Keystone could encourage risky tar-sands investments: Carbon Tracker.

Huffington Post: “The Keystone XL pipeline could encourage risky investments in the Alberta oil sands, according to a report released Monday by a climate change think tank.” “If completed, Keystone XL would transport 800,000 barrels of tar sands oil per day from Alberta, Canada, down to Gulf Coast refineries in the United States. The Obama administration has delayed a decision on the section of the pipeline that would cross the U.S.-Canada border, which needs approval from the State Department to proceed.
Carbon Tracker’s new report
indicates that while Keystone XL would increase revenues for oil sands companies in the short term, the long-term profitability of tar sands is questionable, given fluctuating oil prices and growing concerns over carbon emissions. Environmental concerns may lead to increased regulations to curb emissions, the report contends, which could affect potential profits from oil sands (also known as tar sands).
But the immediate, potential windfall from Keystone may make the oil sands attractive to investors, according to Carbon Tracker co-adviser Mark Fulton.

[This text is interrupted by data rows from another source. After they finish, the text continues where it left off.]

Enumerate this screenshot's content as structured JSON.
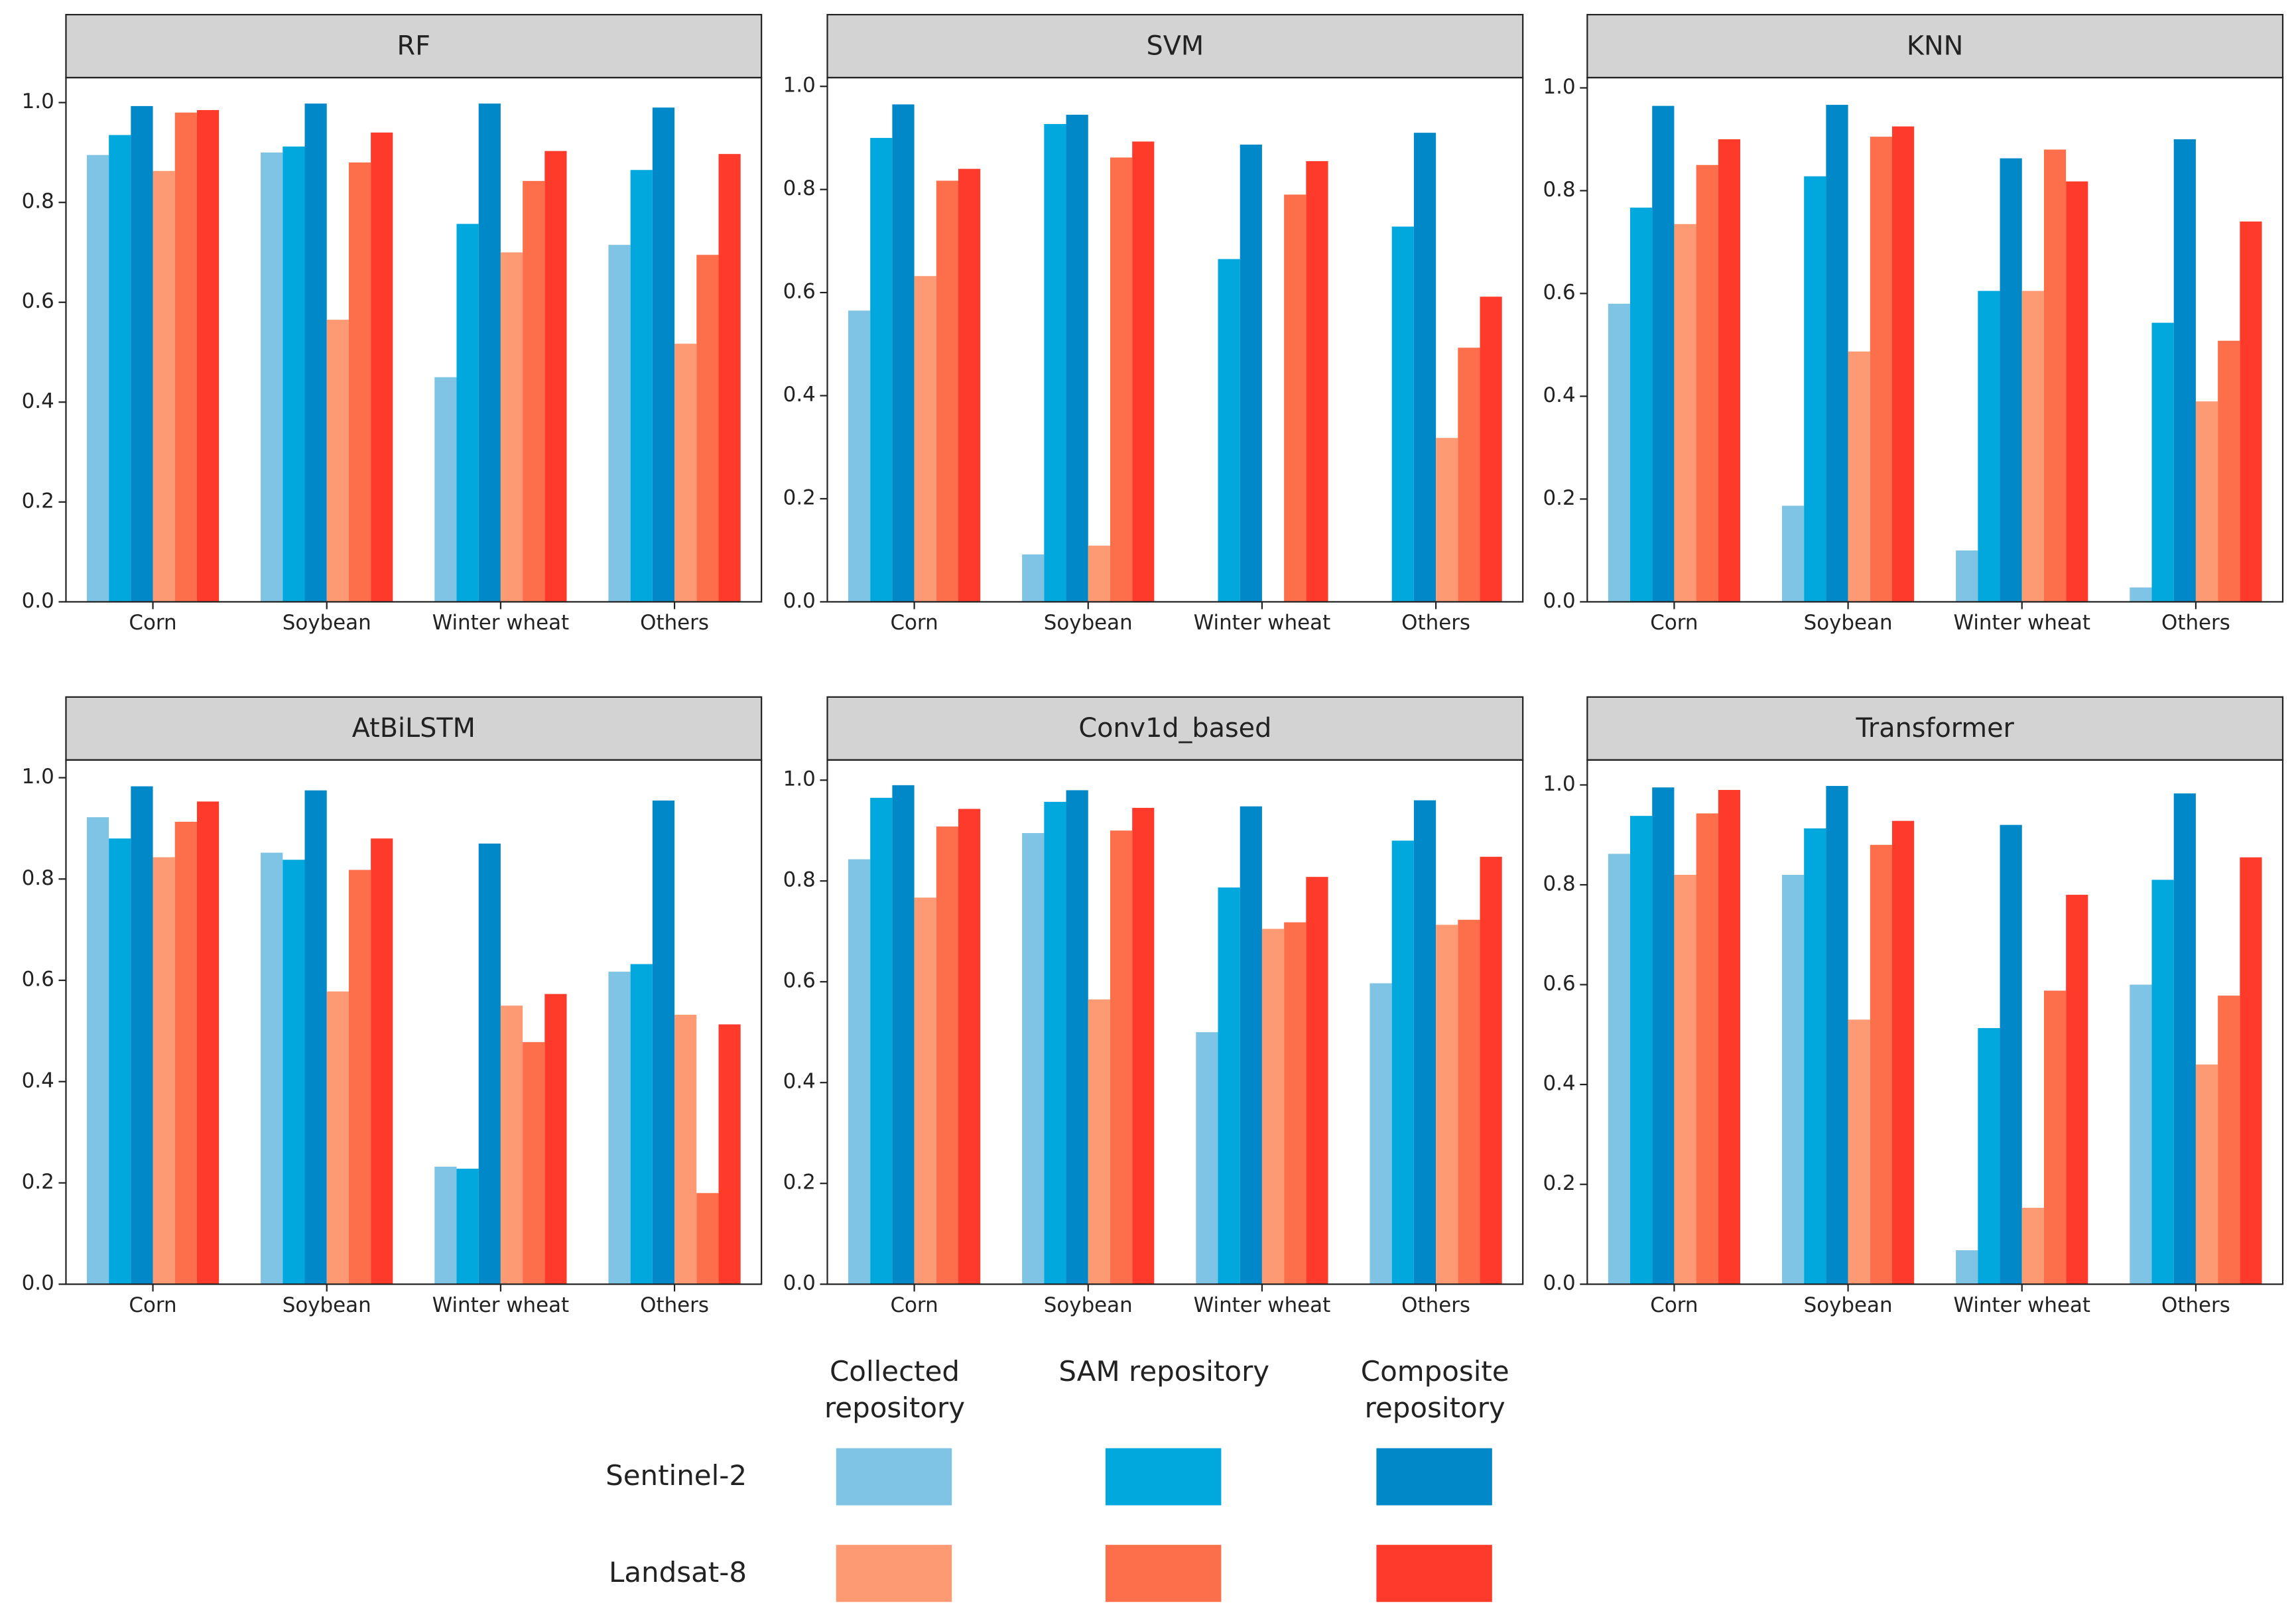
{
  "chart_data": [
    {
      "type": "bar",
      "title": "RF",
      "categories": [
        "Corn",
        "Soybean",
        "Winter wheat",
        "Others"
      ],
      "series": [
        {
          "values": [
            0.895,
            0.9,
            0.45,
            0.715
          ]
        },
        {
          "values": [
            0.935,
            0.912,
            0.757,
            0.865
          ]
        },
        {
          "values": [
            0.993,
            0.998,
            0.998,
            0.99
          ]
        },
        {
          "values": [
            0.863,
            0.565,
            0.7,
            0.517
          ]
        },
        {
          "values": [
            0.98,
            0.88,
            0.843,
            0.695
          ]
        },
        {
          "values": [
            0.985,
            0.94,
            0.903,
            0.897
          ]
        }
      ],
      "ylim": [
        0,
        1.05
      ],
      "yticks": [
        {
          "value": 0,
          "label": "0.0"
        },
        0.2,
        0.4,
        0.6,
        0.8,
        {
          "value": 1,
          "label": "1.0"
        }
      ]
    },
    {
      "type": "bar",
      "title": "SVM",
      "categories": [
        "Corn",
        "Soybean",
        "Winter wheat",
        "Others"
      ],
      "series": [
        {
          "values": [
            0.565,
            0.092,
            0,
            0
          ]
        },
        {
          "values": [
            0.9,
            0.927,
            0.665,
            0.728
          ]
        },
        {
          "values": [
            0.965,
            0.945,
            0.887,
            0.91
          ]
        },
        {
          "values": [
            0.632,
            0.109,
            0,
            0.318
          ]
        },
        {
          "values": [
            0.817,
            0.862,
            0.79,
            0.493
          ]
        },
        {
          "values": [
            0.84,
            0.893,
            0.855,
            0.592
          ]
        }
      ],
      "ylim": [
        0,
        1.017
      ],
      "yticks": [
        {
          "value": 0,
          "label": "0.0"
        },
        0.2,
        0.4,
        0.6,
        0.8,
        {
          "value": 1,
          "label": "1.0"
        }
      ]
    },
    {
      "type": "bar",
      "title": "KNN",
      "categories": [
        "Corn",
        "Soybean",
        "Winter wheat",
        "Others"
      ],
      "series": [
        {
          "values": [
            0.58,
            0.187,
            0.1,
            0.028
          ]
        },
        {
          "values": [
            0.767,
            0.828,
            0.605,
            0.543
          ]
        },
        {
          "values": [
            0.965,
            0.967,
            0.863,
            0.9
          ]
        },
        {
          "values": [
            0.735,
            0.487,
            0.605,
            0.39
          ]
        },
        {
          "values": [
            0.85,
            0.905,
            0.88,
            0.508
          ]
        },
        {
          "values": [
            0.9,
            0.925,
            0.818,
            0.74
          ]
        }
      ],
      "ylim": [
        0,
        1.02
      ],
      "yticks": [
        {
          "value": 0,
          "label": "0.0"
        },
        0.2,
        0.4,
        0.6,
        0.8,
        {
          "value": 1,
          "label": "1.0"
        }
      ]
    },
    {
      "type": "bar",
      "title": "AtBiLSTM",
      "categories": [
        "Corn",
        "Soybean",
        "Winter wheat",
        "Others"
      ],
      "series": [
        {
          "values": [
            0.922,
            0.852,
            0.232,
            0.617
          ]
        },
        {
          "values": [
            0.88,
            0.838,
            0.228,
            0.632
          ]
        },
        {
          "values": [
            0.983,
            0.975,
            0.87,
            0.955
          ]
        },
        {
          "values": [
            0.843,
            0.578,
            0.55,
            0.532
          ]
        },
        {
          "values": [
            0.913,
            0.818,
            0.478,
            0.18
          ]
        },
        {
          "values": [
            0.953,
            0.88,
            0.573,
            0.513
          ]
        }
      ],
      "ylim": [
        0,
        1.035
      ],
      "yticks": [
        {
          "value": 0,
          "label": "0.0"
        },
        0.2,
        0.4,
        0.6,
        0.8,
        {
          "value": 1,
          "label": "1.0"
        }
      ]
    },
    {
      "type": "bar",
      "title": "Conv1d_based",
      "categories": [
        "Corn",
        "Soybean",
        "Winter wheat",
        "Others"
      ],
      "series": [
        {
          "values": [
            0.843,
            0.895,
            0.5,
            0.597
          ]
        },
        {
          "values": [
            0.965,
            0.957,
            0.787,
            0.88
          ]
        },
        {
          "values": [
            0.99,
            0.98,
            0.948,
            0.96
          ]
        },
        {
          "values": [
            0.767,
            0.565,
            0.705,
            0.713
          ]
        },
        {
          "values": [
            0.908,
            0.9,
            0.718,
            0.723
          ]
        },
        {
          "values": [
            0.943,
            0.945,
            0.808,
            0.848
          ]
        }
      ],
      "ylim": [
        0,
        1.04
      ],
      "yticks": [
        {
          "value": 0,
          "label": "0.0"
        },
        0.2,
        0.4,
        0.6,
        0.8,
        {
          "value": 1,
          "label": "1.0"
        }
      ]
    },
    {
      "type": "bar",
      "title": "Transformer",
      "categories": [
        "Corn",
        "Soybean",
        "Winter wheat",
        "Others"
      ],
      "series": [
        {
          "values": [
            0.862,
            0.82,
            0.068,
            0.6
          ]
        },
        {
          "values": [
            0.938,
            0.913,
            0.513,
            0.81
          ]
        },
        {
          "values": [
            0.995,
            0.998,
            0.92,
            0.983
          ]
        },
        {
          "values": [
            0.82,
            0.53,
            0.153,
            0.44
          ]
        },
        {
          "values": [
            0.943,
            0.88,
            0.588,
            0.578
          ]
        },
        {
          "values": [
            0.99,
            0.928,
            0.78,
            0.855
          ]
        }
      ],
      "ylim": [
        0,
        1.05
      ],
      "yticks": [
        {
          "value": 0,
          "label": "0.0"
        },
        0.2,
        0.4,
        0.6,
        0.8,
        {
          "value": 1,
          "label": "1.0"
        }
      ]
    }
  ],
  "legend": {
    "columns": [
      "Collected repository",
      "SAM repository",
      "Composite repository"
    ],
    "rows": [
      "Sentinel-2",
      "Landsat-8"
    ],
    "colors": [
      [
        "#7fc4e4",
        "#00a8dd",
        "#0088c8"
      ],
      [
        "#fd9a74",
        "#fd6f4b",
        "#fe3a2a"
      ]
    ]
  }
}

“We’re saying, ‘Watch out,'” Fulton said, adding that even if Keystone XL is built, tar sands development would still be “really on the margin of what’s profitable” for investors. The study describes tar sands development as “risky high-cost, high-carbon projects, dependent on rising oil prices.” If investors put too much capital into Alberta oil sands and then oil prices don’t meet expectations, Fulton said it could be a “very rough ride” for investors.
….Mark Lewis, external research adviser to Carbon Tracker, said that the benefits of Keystone XL may not come to fruition, particularly for investors. Lewis said in a statement that “the vision of improved prices it promises could quickly be wiped out by increasing costs, meaning investors who believed the mirage of improved oil-sands economics with KXL will be left disappointed”.”